Keep the temperature warm but not hot, and place a cloth between the heat source and your skin. Fifteen to twenty minutes is typically enough per session.
Try the P6 Pressure Point
Acupressure at the P6 point on the inner wrist is a drug-free option for nausea that you can do anywhere. To find the point, place three fingers flat across your inner wrist just below the crease where your hand meets your arm. The spot is directly below your three fingers, in the groove between the two large tendons that run down the center of your wrist. Press firmly with your thumb and hold for one to two minutes, then switch wrists. This is the same point targeted by anti-nausea wristbands sold for motion sickness and morning sickness.
Over-the-Counter Options
Pink bismuth liquid or tablets (the active ingredient in Pepto-Bismol and similar products) work through several mechanisms at once: they reduce fluid flow into the bowel, decrease inflammation in the intestinal lining, and can kill some of the bacteria responsible for diarrhea. This makes them a reasonable choice when your upset stomach involves both nausea and loose stools.
Antacids help when the problem is excess stomach acid, heartburn, or that burning feeling in the upper abdomen. Simethicone-based products (like Gas-X) target bloating and gas specifically by breaking up gas bubbles in the digestive tract. Choosing the right product depends on your dominant symptom: acid and burning points toward antacids, general nausea and diarrhea toward bismuth, and pressure and bloating toward simethicone.
What to Skip
Apple cider vinegar is a popular home remedy, but the evidence for stomach relief is weak, and it carries real downsides. Small studies show it slows the rate at which food leaves the stomach, which could worsen bloating and discomfort. For anyone with gastroparesis (delayed stomach emptying, common in people with diabetes), it can significantly increase the time food sits in the stomach. If you want to try it despite limited evidence, keep the amount to one teaspoon or less diluted in water.

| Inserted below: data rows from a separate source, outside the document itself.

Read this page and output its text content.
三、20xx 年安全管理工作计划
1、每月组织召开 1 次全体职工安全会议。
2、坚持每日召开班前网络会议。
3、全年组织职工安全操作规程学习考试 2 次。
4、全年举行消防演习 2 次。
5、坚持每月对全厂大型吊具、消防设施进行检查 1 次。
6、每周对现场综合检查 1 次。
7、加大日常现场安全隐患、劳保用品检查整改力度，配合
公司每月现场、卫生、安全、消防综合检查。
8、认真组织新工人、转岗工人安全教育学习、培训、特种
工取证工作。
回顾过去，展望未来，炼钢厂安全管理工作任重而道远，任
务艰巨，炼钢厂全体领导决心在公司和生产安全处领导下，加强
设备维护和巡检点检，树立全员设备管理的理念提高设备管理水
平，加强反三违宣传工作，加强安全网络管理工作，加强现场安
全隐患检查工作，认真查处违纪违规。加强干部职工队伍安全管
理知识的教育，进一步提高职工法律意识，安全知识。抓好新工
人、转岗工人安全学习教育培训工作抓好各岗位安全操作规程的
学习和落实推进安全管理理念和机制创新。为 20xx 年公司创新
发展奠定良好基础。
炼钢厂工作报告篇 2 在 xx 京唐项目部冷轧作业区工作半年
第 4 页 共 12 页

Signs That Need Medical Attention
Most stomach upset passes within 24 to 48 hours. Certain patterns, though, signal something more serious. Pain that starts near the belly button and migrates to the lower right abdomen over 12 to 24 hours, especially with loss of appetite and fever, follows the classic trajectory of appendicitis. Upper abdominal pain that worsens when you eat, combined with nausea, fever, and a rapid pulse, can indicate pancreatitis. A sudden, intense cramp in the lower abdomen that hits maximum intensity immediately, particularly first thing in the morning, often points to a kidney stone.
Seek emergency care if your pain is severe enough to prevent you from functioning normally, if you cannot keep any liquids down, if you see blood in your vomit or stool, or if your symptoms are dramatically different from any stomach trouble you’ve experienced before.